3. Oh, the humanity! My teacher’s gun is visible! So what? Rothman is making a common mistake in that she is becoming too focused on labels. Think about it. Fundamentally, she supports the idea of good guys with guns defending the public from bad guys with guns. In other words, she supports cops and security personnel. She just doesn’t like the idea of a “teacher” carrying a gun. Again, why can’t a teacher learn how to carry, learn how to shoot, learn how to identify a threat, learn how to de-escalate a situation? Are you telling me “teachers” are incapable of learning a new skill? Well, if that’s the case, what the heck are they doing teaching in the first place?
4. It’s called “planning.” And I know teachers have heard of planning because when I went to school teachers taught for half the day and then had the rest of the day to “plan.” Maybe if they took a little time during these precious “planning periods” and actually planned they’d come up with a process and procedure of what to do during an active shooter situation. How about this: Active shooter alert sounds. Teacher locks the door. Teachers draws gun (on person or from locked safe in classroom) while students barricade behind desks. Teachers and students wait behind barricade for instruction from authorities. Should a threat enter the classroom during that time, the teacher engages the threat. I don’t know about you but that plan sounds a lot better than waiting around to die.

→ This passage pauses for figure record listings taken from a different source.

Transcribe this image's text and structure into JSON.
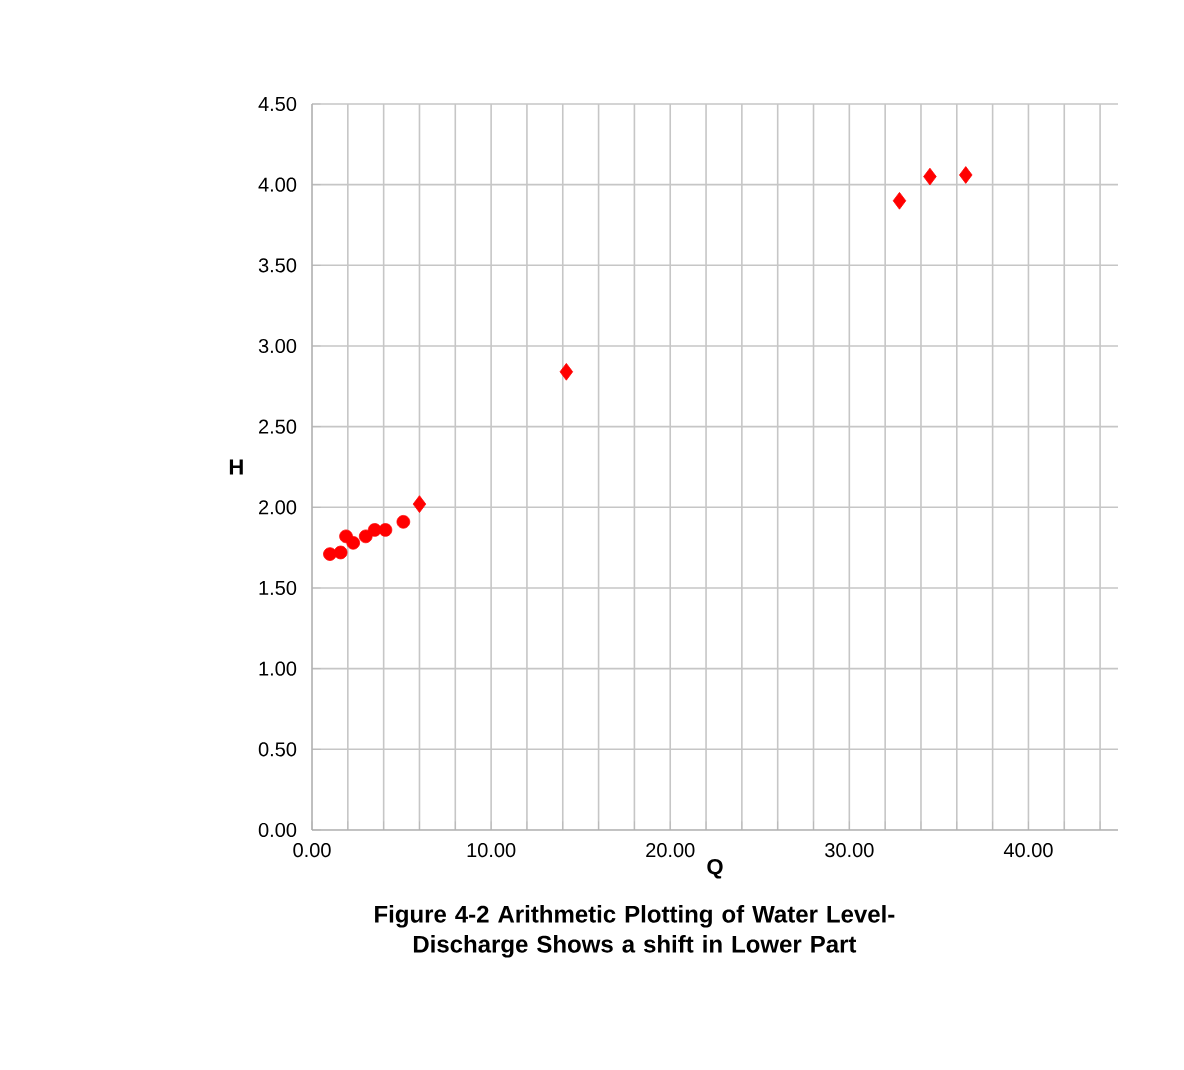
{
  "chart_data": {
    "type": "scatter",
    "title": "Figure 4-2 Arithmetic Plotting of Water Level-Discharge Shows a shift in Lower Part",
    "xlabel": "Q",
    "ylabel": "H",
    "series": [
      {
        "color": "#ff0000",
        "marker": "circle",
        "x": [
          1.0,
          1.6,
          1.9,
          2.3,
          3.0,
          3.5,
          4.1,
          5.1
        ],
        "values": [
          1.71,
          1.72,
          1.82,
          1.78,
          1.82,
          1.86,
          1.86,
          1.91
        ]
      },
      {
        "color": "#ff0000",
        "marker": "diamond",
        "x": [
          6.0,
          14.2,
          32.8,
          34.5,
          36.5
        ],
        "values": [
          2.02,
          2.84,
          3.9,
          4.05,
          4.06
        ]
      }
    ],
    "xlim": [
      0,
      45
    ],
    "ylim": [
      0,
      4.5
    ],
    "xticks": [
      {
        "value": 0,
        "label": "0.00"
      },
      {
        "value": 2,
        "label": null
      },
      {
        "value": 4,
        "label": null
      },
      {
        "value": 6,
        "label": null
      },
      {
        "value": 8,
        "label": null
      },
      {
        "value": 10,
        "label": "10.00"
      },
      {
        "value": 12,
        "label": null
      },
      {
        "value": 14,
        "label": null
      },
      {
        "value": 16,
        "label": null
      },
      {
        "value": 18,
        "label": null
      },
      {
        "value": 20,
        "label": "20.00"
      },
      {
        "value": 22,
        "label": null
      },
      {
        "value": 24,
        "label": null
      },
      {
        "value": 26,
        "label": null
      },
      {
        "value": 28,
        "label": null
      },
      {
        "value": 30,
        "label": "30.00"
      },
      {
        "value": 32,
        "label": null
      },
      {
        "value": 34,
        "label": null
      },
      {
        "value": 36,
        "label": null
      },
      {
        "value": 38,
        "label": null
      },
      {
        "value": 40,
        "label": "40.00"
      },
      {
        "value": 42,
        "label": null
      },
      {
        "value": 44,
        "label": null
      }
    ],
    "yticks": [
      {
        "value": 0,
        "label": "0.00"
      },
      {
        "value": 0.5,
        "label": "0.50"
      },
      {
        "value": 1,
        "label": "1.00"
      },
      {
        "value": 1.5,
        "label": "1.50"
      },
      {
        "value": 2,
        "label": "2.00"
      },
      {
        "value": 2.5,
        "label": "2.50"
      },
      {
        "value": 3,
        "label": "3.00"
      },
      {
        "value": 3.5,
        "label": "3.50"
      },
      {
        "value": 4,
        "label": "4.00"
      },
      {
        "value": 4.5,
        "label": "4.50"
      }
    ],
    "grid": true
  }
}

5. Guns don’t make us safer… Yeah, I’ve “googled” this before and the reality is this, while the stats on guns and crime are complicated because there are many factors that influence crime what we do know is that following the expiration of the ban on black rifles in 2004 and the widespread adoption of pro-concealed carry laws around the country over the past few decades, violent crime, property crime and the homicide rate have all dropped. Yes, Americans have never been more armed and never more free to carry. The result? Crime is on the decline! So, if it’s true that, as Rothman alleges, when guns are present, “the risk of violence, injury and death skyrocket” why isn’t that reflected in the measurable statistics we have on crime? Why isn’t the murder rate skyrocketing?

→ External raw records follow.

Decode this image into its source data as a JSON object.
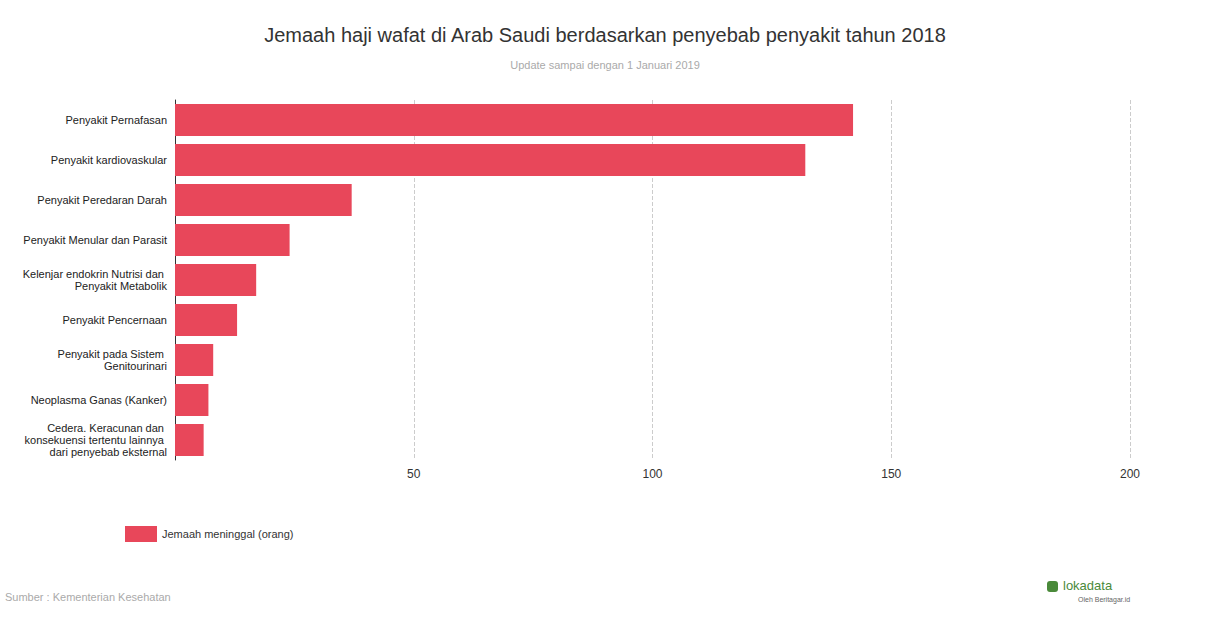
{
  "chart_data": {
    "type": "bar",
    "orientation": "horizontal",
    "title": "Jemaah haji wafat di Arab Saudi berdasarkan penyebab penyakit tahun 2018",
    "subtitle": "Update sampai dengan 1 Januari 2019",
    "source": "Sumber : Kementerian Kesehatan",
    "logo": "lokadata",
    "logo_sub": "Oleh Beritagar.id",
    "categories": [
      "Penyakit Pernafasan",
      "Penyakit kardiovaskular",
      "Penyakit Peredaran Darah",
      "Penyakit Menular dan Parasit",
      "Kelenjar endokrin Nutrisi dan Penyakit Metabolik",
      "Penyakit Pencernaan",
      "Penyakit pada Sistem Genitourinari",
      "Neoplasma Ganas (Kanker)",
      "Cedera. Keracunan dan konsekuensi tertentu lainnya dari penyebab eksternal"
    ],
    "series": [
      {
        "name": "Jemaah meninggal (orang)",
        "color": "#e8475a",
        "values": [
          142,
          132,
          37,
          24,
          17,
          13,
          8,
          7,
          6
        ]
      }
    ],
    "xlim": [
      0,
      200
    ],
    "xticks": [
      50,
      100,
      150,
      200
    ],
    "grid": true,
    "legend": "bottom-left"
  }
}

Rathmon is the one parroting myths and lies. As I’ve noted in the past, those junk studies that claim violence, injury and death skyrocket when guns are present never account for whether the individual possessing the firearm was a prohibited person, e.g. felon, minor, drug addict, mental defective. When you put guns in the hands of those people, yes, bad things will happen. But that’s not what we’re talking about. We’re talking about responsible, dedicated professionals. We’re talking about giving teachers a choice on whether they wish to have at their disposal a means to defend their lives and the lives of their students. Because whether Rothman wants to admit it or not, using force against force, gun against gun, is the best chance they have to walk away from an encounter with a spree killer.